Gay e cattolici. Nella diocesi di Firenze altri preti sfidano il no
Articolo di Maria Cristina Carratù tratto da La Repubblica, edizione di Firenze, del 23 ottobre 2012
Prima le due lettere inviate all’arcivescovo Giuseppe Betori, ma anche alle 250 parrocchie e alle 150 case di ordini religiosi di Firenze, da tre preti e una suora (don Giacomo Stinghi, parroco della Madonna della tosse, don Fabio Masi, parroco di Paterno, don Alessandro Santoro, prete delle Piagge, la domenicana Stefania Baldini), con tanto di 623 firme raccolte fra i fedeli delle loro comunità.
Poi, domenica scorsa, l’ eucaristia platealmente concessa da don Santoro, durante la messa, ad alcune coppie di gay e lesbiche. E nel clamore suscitato dal richiamo dei firmatari a fare obiezione di coscienza sul “no” della Chiesa alla comunione per gli omosessuali, emerge che la pratica di accoglienza “completa” non solo è già in atto in molte parrocchie, ma anche molto diffusa, anche se sommersa.
(ndr Il Vescovo di Firenze) Betori ha risposto picche, all’assemblea del clero a Lecceto, alla richiesta di dialogo contenuta nelle lettere, richiamando gli articoli del Catechismo della Chiesa che considerano «oggettivamente disordinata» la pratica omosessuale. E ieri, dopo la prova di forza di Santoro, il portavoce della Curia ha fatto sapere che «quello che l’ arcivescovo aveva da dire l’ ha già detto e in ogni caso ai suoi preti parla di persona, non tramite i giornali».
Ma intanto fra i preti si è aperta una breccia. E se molti di quelli da noi interpellati preferiscono non sbilanciarsi, don Paolo Capecchi, del Sacro cuore del Romito, sostiene che «la linea operativa spetta alla Chiesa, non al singolo parroco», e don Giorgio Tarocchi di Settignano si trincera dietro un «non rispondo», altri dimostrano di avere già nuovi orizzonti.
«La politica dello struzzo sugli omosessuali, come su divorziati risposati e conviventi, non serve più a nulla» dice don Piero Sabatini, parroco dell’Isolotto, che pure non condivide la «spettacolarizzazione» fatta da Santoro, alla fine «controproducente». Ma soprattutto perché «si tratta di persone che soffrono e meritano una riflessione profonda, non un atteggiamento rivendicativo».

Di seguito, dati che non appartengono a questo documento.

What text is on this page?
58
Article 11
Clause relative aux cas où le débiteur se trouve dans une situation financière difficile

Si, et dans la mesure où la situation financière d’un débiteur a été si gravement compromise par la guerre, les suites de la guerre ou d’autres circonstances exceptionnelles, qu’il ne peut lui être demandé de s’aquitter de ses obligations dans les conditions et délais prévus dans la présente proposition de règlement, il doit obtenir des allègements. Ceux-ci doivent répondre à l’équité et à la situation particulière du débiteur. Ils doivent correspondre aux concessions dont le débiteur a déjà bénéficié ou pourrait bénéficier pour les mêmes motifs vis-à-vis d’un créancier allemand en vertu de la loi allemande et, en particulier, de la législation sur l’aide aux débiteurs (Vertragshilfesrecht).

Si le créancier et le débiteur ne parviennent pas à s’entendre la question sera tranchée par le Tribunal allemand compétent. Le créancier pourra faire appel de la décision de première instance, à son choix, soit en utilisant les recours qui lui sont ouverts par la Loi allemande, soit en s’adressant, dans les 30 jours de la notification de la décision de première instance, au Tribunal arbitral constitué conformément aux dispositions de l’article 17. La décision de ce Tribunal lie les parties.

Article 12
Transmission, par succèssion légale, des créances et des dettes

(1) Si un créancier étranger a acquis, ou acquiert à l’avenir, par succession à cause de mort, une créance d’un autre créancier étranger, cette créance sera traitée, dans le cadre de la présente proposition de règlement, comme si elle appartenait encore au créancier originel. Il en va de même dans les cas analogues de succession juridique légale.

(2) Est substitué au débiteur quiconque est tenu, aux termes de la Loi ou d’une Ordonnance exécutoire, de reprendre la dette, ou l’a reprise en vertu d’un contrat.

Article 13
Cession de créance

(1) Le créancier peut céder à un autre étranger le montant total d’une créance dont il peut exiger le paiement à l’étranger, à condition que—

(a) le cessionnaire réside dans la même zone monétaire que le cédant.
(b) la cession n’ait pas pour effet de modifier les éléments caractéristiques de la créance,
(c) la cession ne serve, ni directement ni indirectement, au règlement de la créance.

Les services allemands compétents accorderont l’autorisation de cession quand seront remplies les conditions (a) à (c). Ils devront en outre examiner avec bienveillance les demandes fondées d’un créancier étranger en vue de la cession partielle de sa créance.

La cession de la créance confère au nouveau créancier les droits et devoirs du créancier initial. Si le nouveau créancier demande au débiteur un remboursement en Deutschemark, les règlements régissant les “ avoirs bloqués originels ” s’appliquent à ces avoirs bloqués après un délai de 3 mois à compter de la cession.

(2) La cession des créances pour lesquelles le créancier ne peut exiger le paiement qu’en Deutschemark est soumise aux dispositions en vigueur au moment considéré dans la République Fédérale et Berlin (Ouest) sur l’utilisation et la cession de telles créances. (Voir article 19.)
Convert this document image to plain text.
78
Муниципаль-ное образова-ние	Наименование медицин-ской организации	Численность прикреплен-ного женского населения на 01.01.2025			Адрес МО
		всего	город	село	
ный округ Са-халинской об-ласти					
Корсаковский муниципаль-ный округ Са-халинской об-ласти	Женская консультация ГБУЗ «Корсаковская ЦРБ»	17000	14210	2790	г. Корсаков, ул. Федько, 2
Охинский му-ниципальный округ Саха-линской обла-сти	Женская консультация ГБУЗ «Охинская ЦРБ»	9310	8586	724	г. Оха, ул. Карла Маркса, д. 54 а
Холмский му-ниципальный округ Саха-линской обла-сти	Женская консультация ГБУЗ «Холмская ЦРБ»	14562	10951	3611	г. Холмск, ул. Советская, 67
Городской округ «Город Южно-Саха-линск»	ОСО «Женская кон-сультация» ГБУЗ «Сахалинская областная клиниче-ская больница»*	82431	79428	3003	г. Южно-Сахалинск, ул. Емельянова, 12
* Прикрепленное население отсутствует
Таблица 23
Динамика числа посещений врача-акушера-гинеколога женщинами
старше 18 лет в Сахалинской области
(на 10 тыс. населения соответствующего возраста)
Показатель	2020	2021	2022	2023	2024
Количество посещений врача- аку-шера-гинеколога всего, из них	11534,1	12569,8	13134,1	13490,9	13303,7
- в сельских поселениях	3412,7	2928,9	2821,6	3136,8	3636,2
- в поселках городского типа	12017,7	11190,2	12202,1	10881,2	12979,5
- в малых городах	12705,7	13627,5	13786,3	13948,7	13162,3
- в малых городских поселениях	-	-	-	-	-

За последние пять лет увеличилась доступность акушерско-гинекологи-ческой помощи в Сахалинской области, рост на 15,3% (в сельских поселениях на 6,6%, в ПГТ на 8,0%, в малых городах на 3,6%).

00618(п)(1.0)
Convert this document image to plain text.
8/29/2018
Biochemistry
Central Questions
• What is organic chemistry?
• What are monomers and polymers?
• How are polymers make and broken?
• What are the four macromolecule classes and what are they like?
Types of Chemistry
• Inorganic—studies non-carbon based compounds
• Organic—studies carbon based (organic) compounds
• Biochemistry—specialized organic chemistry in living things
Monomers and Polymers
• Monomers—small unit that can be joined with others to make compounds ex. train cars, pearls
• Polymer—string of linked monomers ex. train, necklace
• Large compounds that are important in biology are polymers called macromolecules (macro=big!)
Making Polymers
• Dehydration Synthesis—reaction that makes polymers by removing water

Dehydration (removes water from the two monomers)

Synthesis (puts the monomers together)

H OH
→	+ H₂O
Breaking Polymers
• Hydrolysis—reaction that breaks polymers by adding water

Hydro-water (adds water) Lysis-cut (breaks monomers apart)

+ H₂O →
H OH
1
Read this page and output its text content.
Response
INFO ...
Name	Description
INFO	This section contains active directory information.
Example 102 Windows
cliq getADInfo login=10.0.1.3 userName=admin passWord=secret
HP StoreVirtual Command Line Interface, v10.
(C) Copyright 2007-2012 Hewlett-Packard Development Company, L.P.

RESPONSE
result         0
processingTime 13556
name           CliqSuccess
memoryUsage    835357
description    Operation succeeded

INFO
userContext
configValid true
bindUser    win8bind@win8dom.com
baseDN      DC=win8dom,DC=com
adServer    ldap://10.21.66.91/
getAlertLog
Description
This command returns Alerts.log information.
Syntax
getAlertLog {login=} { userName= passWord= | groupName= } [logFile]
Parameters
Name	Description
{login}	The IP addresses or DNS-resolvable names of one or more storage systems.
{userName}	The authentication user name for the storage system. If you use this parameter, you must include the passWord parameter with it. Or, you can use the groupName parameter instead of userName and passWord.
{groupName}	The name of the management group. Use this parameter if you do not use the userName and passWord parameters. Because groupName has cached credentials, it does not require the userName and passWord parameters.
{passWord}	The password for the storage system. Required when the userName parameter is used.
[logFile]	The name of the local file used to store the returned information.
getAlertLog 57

All’Isolotto viene data la comunione agli omosessuali? Sabatini non lo nasconde: «Un prete è tenuto innanzitutto all’accoglienza e al dialogo, ovvio che debba ricordare cosa dice la Chiesa, poi, però, deve comportarsi da presbitero istruito, sì, dal magistero, ma anche illuminato dallo Spirito Santo e da un po’ di buon senso, che spesso viene anch’esso dallo Spirito…».
E comunque, il parroco dell’Isolotto ne è convinto: «Il rischio è di offrire un messaggio non ortodosso, ma se si respinge è sicuro che si sbaglia». Conclusione: «Le due lettere hanno ragione, nascondersi e difendersi offende la verità delle persone, la Tradizione della fede non è una cosa morta, occorre capire se e come l’ atteggiamento della Chiesa si può modificare». «Dove c’ è una scelta sincera e leale delle persone, e non un gioco, perché non devo dare fiducia e credito alla loro verità?» dice anche don Giorgio Mazzanti, parroco di S. Alessandro a Giogoli, «per rispetto alla totalità della loro persona non posso ridurre tutto al problema di un rapporto sessuale».
Il termine «obiezione di coscienza» non convince don Andrea Bigalli, parroco di S. Andrea in Percussina, convinto che «una strada percorribile sia la mediazione: e la novità sarebbe di realizzarla a partire dall’ ascolto di quanto queste persone ci chiedono, superando ogni paternalismo, dando loro parola e valutando alla luce dello Spirito».
E aperto ad una accoglienza «larga» è anche don Alfredo Jacopozzi, parroco di Santa Maria degli Innocenti e responsabile dell’ Ufficio cultura della diocesi: «Il problema» spiega «non è tanto di accogliere gli omosessuali, quanto di come accoglierli nel caso in cui chiedano di accostarsi all’ eucaristia», in rapporto ai limiti che pone la Chiesa «non tanto all’ omosessualità in sé, quanto al comportamento pratico».
Lui, comunque, si regola così. «Quando sento che nella persona che ho davanti, con cui sono entrato in un rapporto di confidenza e amicizia, vedo che c’è un’ autenticità di fondo, una verità, per me può tranquillamente accedere al sacramento. Sennò sì, che andrei contro il Vangelo».